Weapons technology had advanced tremendously in the 50 years leading up to the First World War. Despite the evidence of several ‘modern’ wars from 1861 to 1913, few observers predicted the way firepower would rule the battlefield.

At the start of the war, opposing generals expected rapid victories. But when armies advanced in the open, they took crippling casualties from machine-guns, rapid-firing artillery, and massed rifle fire. Once outflanking efforts, surprise attacks, or even coastal landings had failed, there was no alternative to ‘digging in’ while friendly artillery fire pounded enemy defences.

Trench Deadlock

These positions, at first little more than occupied ditches, gradually turned into trenches.

Frontal attacks against them led to terrible losses, and there was no way to go around them, as the complicated system stretched continuously along a 700-kilometre front, from the Swiss border to the English Channel near Nieuport, Belgium.

Trench lines along the Western Front remained more or less stationary over the next four years, despite massive efforts, mainly by French and British forces, to break the deadlock. The power of the defensive – barbed wire, trenches in depth, a steady supply of reinforcements, and machine-guns and artillery – ensured that most attacks were broken and repulsed before reaching the defender’s lines. Even those that overran the defender’s first positions could rarely be reinforced, and so were usually soon thrown back by counterattacks.

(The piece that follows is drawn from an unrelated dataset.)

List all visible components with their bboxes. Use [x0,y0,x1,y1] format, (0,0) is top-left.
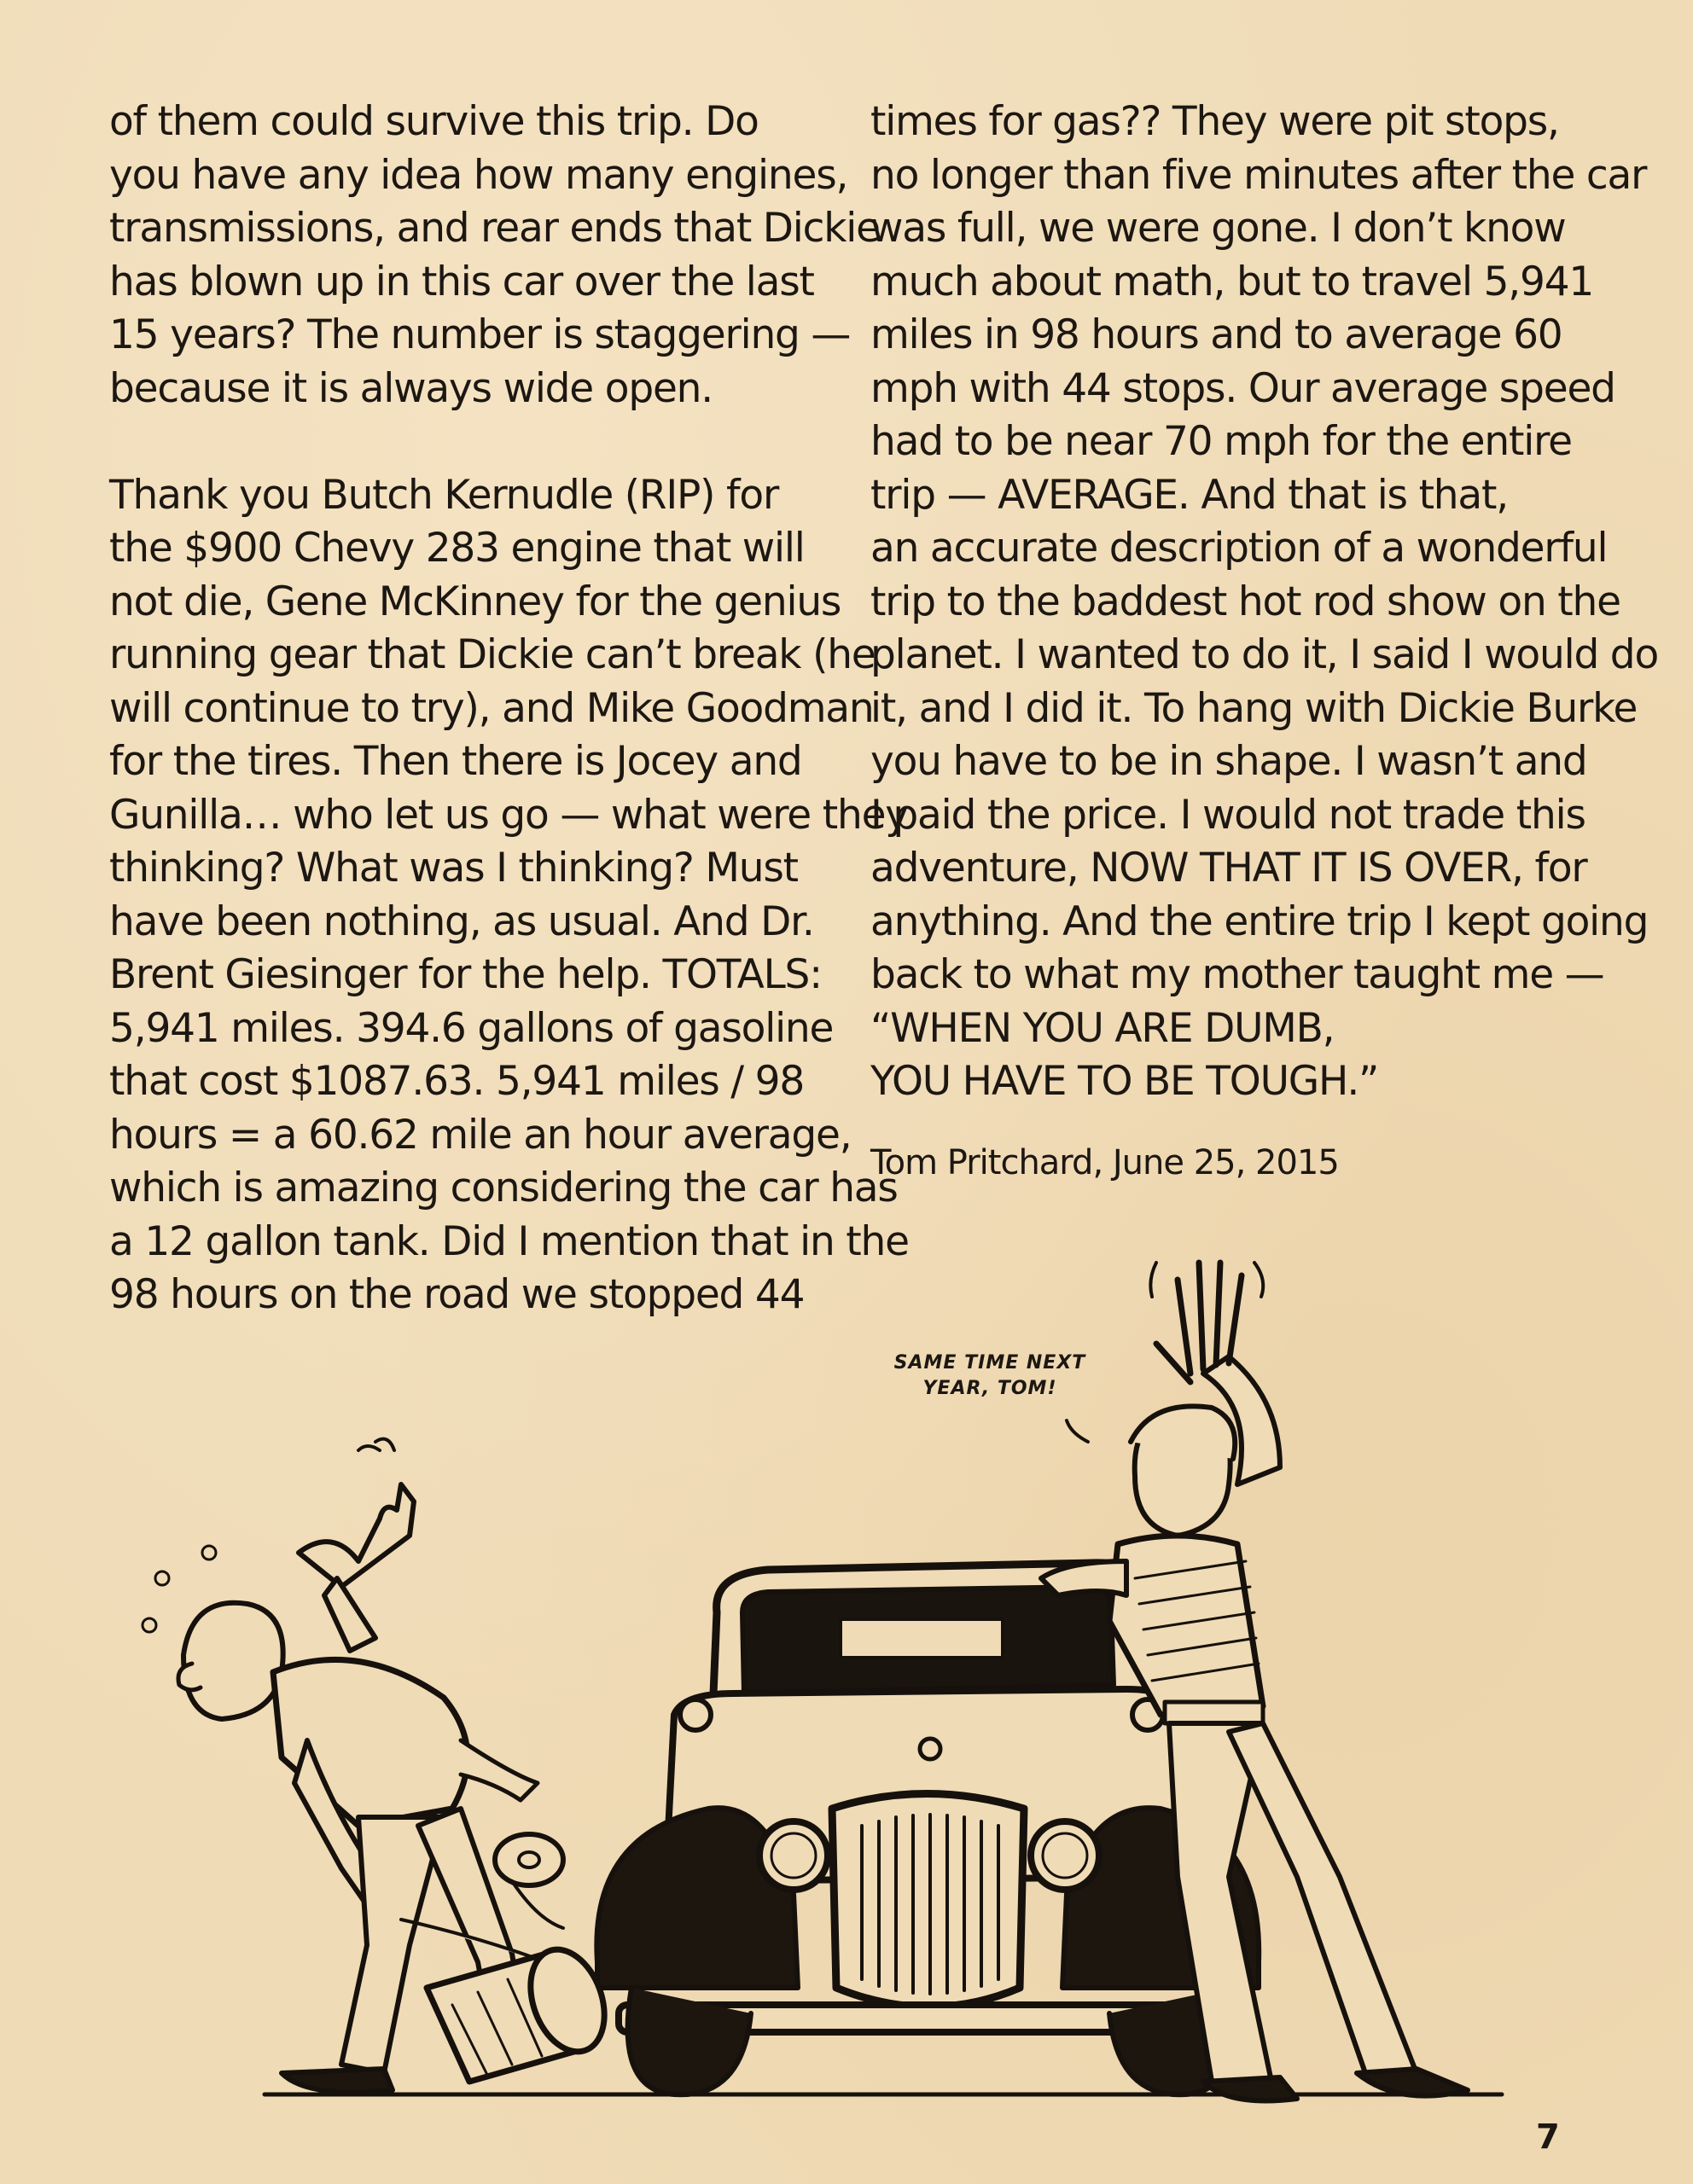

Tanks, poison gas, and new tactics, all designed to break the deadlock, could not, on their own, deliver either side a decisive victory. All trench systems became more complex and resilient as the war progressed. German forces, on the defensive for most of the period from 1915 to 1918, proved particularly adept in this style of war.

Millions Killed

On battlefields swept by fire, a war of attrition claimed millions of lives. Attacking forces eventually introduced new tactics, ideas, and weapons to overcome the power of defenders dug-in and protected by firepower.